"Los premios" - читать интересную книгу автора (Cortazar Julio)

IV

– Aquí debe haber helados ricos -dijo Jorge.

– ¿Te parece? -dijo Claudia, mirando a su hijo con el aire de las conspiraciones.

– Claro que me parece. De limón y chocolate.

– Es una mezcla horrible, pero si te gusta…

Las sillas del London eran particularmente incómodas, pretendían sostener el cuerpo en una vertical implacable. Claudia estaba cansada de preparar las valijas, a última hora había descubierto que faltaba una cantidad de cosas, y Persio había tenido que correr a comprarlas (por suerte el pobre no había tenido mucho trabajo con su propio equipaje, que parecía como para ir a un picnic) mientras ella terminaba de cerrar el departamento, escribía una de esas cartas de último minuto para las que faltan de golpe todas las ideas y hasta los sentimientos… Pero ahora descansaría hasta cansarse. Hacía tiempo que necesitaba descansar. «Hace tiempo que necesitaba cansarme para después descansar», se corrigió, jugando desganadamente con las palabras. Persio no tardaría en aparecer, a última hora se había acordado de algo que le faltaba cerrar en su misteriosa pieza de Chacarita donde juntaba libros de ocultismo y probables manuscritos que no serían publicados, pobre Persio, a él sí que le hacía falta el descanso, era una suerte que las autoridades hubieran permitido a Claudia (con ayuda de un golpe de teléfono del doctor León Lewbaum al ingeniero Fulano de Tal) que presentara a Persio como un pariente lejano y lo embarcara casi de contrabando. Pero si alguien merecía aprovechar la Lotería era Persio, inacabable corrector de pruebas en Kraft, pensionista de vagos establecimientos del oeste de la ciudad, andador noctámbulo del puerto y las calles de Flores. «Aprovechará mejor que yo este viaje insensato -pensó Claudia, mirándose las uñas-. Pobre Persio.»
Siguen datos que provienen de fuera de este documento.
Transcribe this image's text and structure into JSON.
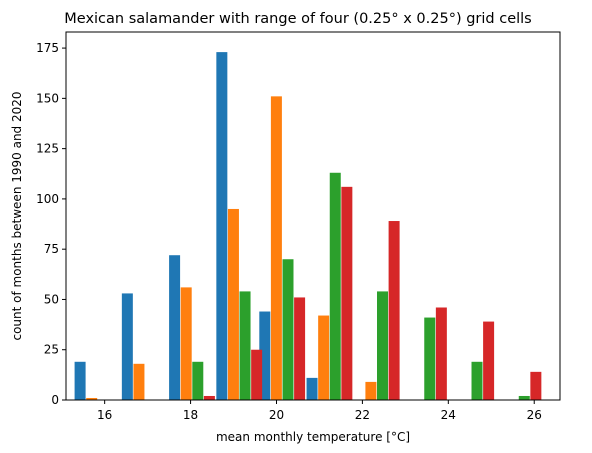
{
  "chart_data": {
    "type": "bar",
    "title": "Mexican salamander with range of four (0.25° x 0.25°) grid cells",
    "xlabel": "mean monthly temperature [°C]",
    "ylabel": "count of months between 1990 and 2020",
    "xlim": [
      15.1,
      26.6
    ],
    "ylim": [
      0,
      183
    ],
    "xticks": [
      16,
      18,
      20,
      22,
      24,
      26
    ],
    "yticks": [
      0,
      25,
      50,
      75,
      100,
      125,
      150,
      175
    ],
    "grid": false,
    "bin_starts": [
      15.3,
      16.4,
      17.5,
      18.6,
      19.6,
      20.7,
      21.8,
      22.9,
      24.0,
      25.1
    ],
    "bin_width": 1.08,
    "series": [
      {
        "color": "#1f77b4",
        "values": [
          19,
          53,
          72,
          173,
          44,
          11,
          0,
          0,
          0,
          0
        ]
      },
      {
        "color": "#ff7f0e",
        "values": [
          1,
          18,
          56,
          95,
          151,
          42,
          9,
          0,
          0,
          0
        ]
      },
      {
        "color": "#2ca02c",
        "values": [
          0,
          0,
          19,
          54,
          70,
          113,
          54,
          41,
          19,
          2
        ]
      },
      {
        "color": "#d62728",
        "values": [
          0,
          0,
          2,
          25,
          51,
          106,
          89,
          46,
          39,
          14
        ]
      }
    ]
  }
}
El café la hizo sentirse mejor. De manera que se iba de viaje con su hijo, llevándose de paso a un antiguo amigo convertido en falso pariente. Se iba porque había ganado el premio, porque a Jorge le sentaría bien el aire de mar, porque a Persio le sentaría todavía mejor. Volvía a pensar las frases, repetía: De manera que… Tomaba un sorbo de café, distrayéndose y recomenzaba. No le era fácil entrar en lo que estaba sucediendo, lo que iba a empezar a suceder. Entre irse por tres meses o por toda la vida no había demasiada diferencia. ¿Qué más daba? No era feliz, no era desdichada, esos extremos que resisten a los cambios violentos. Su marido seguiría pagando la pensión de Jorge en cualquier parte del mundo. Para ella estaba su renta, la bolsa negra siempre servicial llegado el caso, los cheques del viajero.

– ¿Todos éstos vienen con nosotros? -dijo Jorge, regresando poco a poco del helado.
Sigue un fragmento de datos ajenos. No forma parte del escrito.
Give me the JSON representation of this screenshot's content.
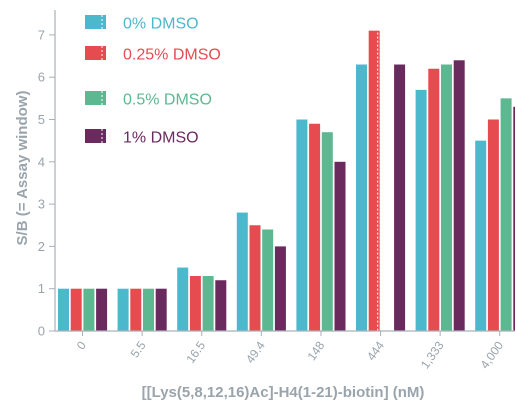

– No. Podríamos adivinar, si querés. Yo digo que va esa señora de rosa.

– ¿Te parece, che? Es muy fea.

– Bueno, no la llevamos. Ahora vos.

– Esos señores de la mesa de allá, con esa señorita.
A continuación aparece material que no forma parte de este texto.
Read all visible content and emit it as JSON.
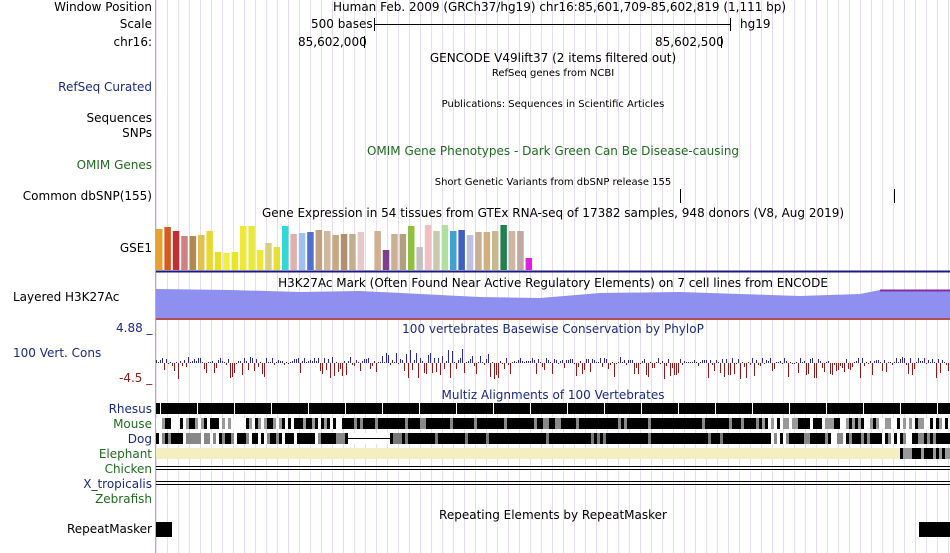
{
  "header": {
    "window_label": "Window Position",
    "window_value": "Human Feb. 2009 (GRCh37/hg19)   chr16:85,601,709-85,602,819 (1,111 bp)",
    "scale_label": "Scale",
    "scale_value": "500 bases",
    "assembly": "hg19",
    "chrom_label": "chr16:",
    "pos1": "85,602,000",
    "pos2": "85,602,500"
  },
  "tracks": {
    "gencode_title": "GENCODE V49lift37 (2 items filtered out)",
    "refseq_label": "RefSeq Curated",
    "refseq_title": "RefSeq genes from NCBI",
    "pubs_title": "Publications: Sequences in Scientific Articles",
    "sequences_label": "Sequences",
    "snps_label": "SNPs",
    "omim_label": "OMIM Genes",
    "omim_title": "OMIM Gene Phenotypes - Dark Green Can Be Disease-causing",
    "dbsnp_title": "Short Genetic Variants from dbSNP release 155",
    "dbsnp_label": "Common dbSNP(155)",
    "gtex_title": "Gene Expression in 54 tissues from GTEx RNA-seq of 17382 samples, 948 donors (V8, Aug 2019)",
    "gtex_label": "GSE1",
    "h3k27_title": "H3K27Ac Mark (Often Found Near Active Regulatory Elements) on 7 cell lines from ENCODE",
    "h3k27_label": "Layered H3K27Ac",
    "phylop_title": "100 vertebrates Basewise Conservation by PhyloP",
    "phylop_label": "100 Vert. Cons",
    "phylop_max": "4.88 _",
    "phylop_min": "-4.5 _",
    "multiz_title": "Multiz Alignments of 100 Vertebrates",
    "species": [
      "Rhesus",
      "Mouse",
      "Dog",
      "Elephant",
      "Chicken",
      "X_tropicalis",
      "Zebrafish"
    ],
    "repeat_title": "Repeating Elements by RepeatMasker",
    "repeat_label": "RepeatMasker"
  },
  "colors": {
    "gtex_bars": [
      "#e8a030",
      "#d65a20",
      "#c03030",
      "#d08080",
      "#b08850",
      "#e0c050",
      "#e8d830",
      "#e8e020",
      "#f0f040",
      "#e8e820",
      "#f0e838",
      "#e8e840",
      "#f0e830",
      "#d8d080",
      "#e8e030",
      "#30d8d8",
      "#e0b0b0",
      "#a0c0f0",
      "#5070d0",
      "#c0a080",
      "#d0b8a0",
      "#c8a880",
      "#b09070",
      "#c0b090",
      "#e8c8c8",
      "#ffffff",
      "#d0b090",
      "#804090",
      "#c8b090",
      "#b0a080",
      "#90c040",
      "#c0c0c0",
      "#f0c0c0",
      "#c8c8b0",
      "#b0e0a0",
      "#40a0d0",
      "#4060c0",
      "#c0c0e0",
      "#c8b090",
      "#d0b080",
      "#c8b890",
      "#208050",
      "#d0b8a0",
      "#c0a8a0",
      "#e020e0"
    ],
    "gtex_values": [
      0.9,
      0.93,
      0.85,
      0.73,
      0.73,
      0.76,
      0.85,
      0.4,
      0.38,
      0.4,
      0.95,
      0.95,
      0.44,
      0.59,
      0.49,
      0.96,
      0.78,
      0.8,
      0.82,
      0.87,
      0.85,
      0.76,
      0.79,
      0.78,
      0.82,
      0.69,
      0.84,
      0.44,
      0.78,
      0.78,
      0.95,
      0.5,
      0.98,
      0.85,
      0.98,
      0.85,
      0.86,
      0.77,
      0.83,
      0.83,
      0.85,
      0.98,
      0.84,
      0.84,
      0.27
    ]
  }
}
– Puede muy bien ser. Parecen simpáticos. ¿Trajiste un pañuelo?

– Sí, mamá. Mamá, ¿el barco es grande?

– Supongo. Es un barco especial, parece.

– ¿Nadie lo ha visto?

– Tal vez, pero no es un barco conocido.

– Será feo, entonces -dijo melancólicamente Jorge-. A los lindos se los conoce de lejos. ¡Persio, Persio! Mamá, ahí está Persio.

– Persio puntual -dijo Claudia-. Es para creer que la Lotería está corrompiendo las costumbres.

– ¡Persio, aquí! ¿Qué me trajiste, Persio?

– Noticias del astro -dijo Persio, y Jorge lo miró feliz, y esperó.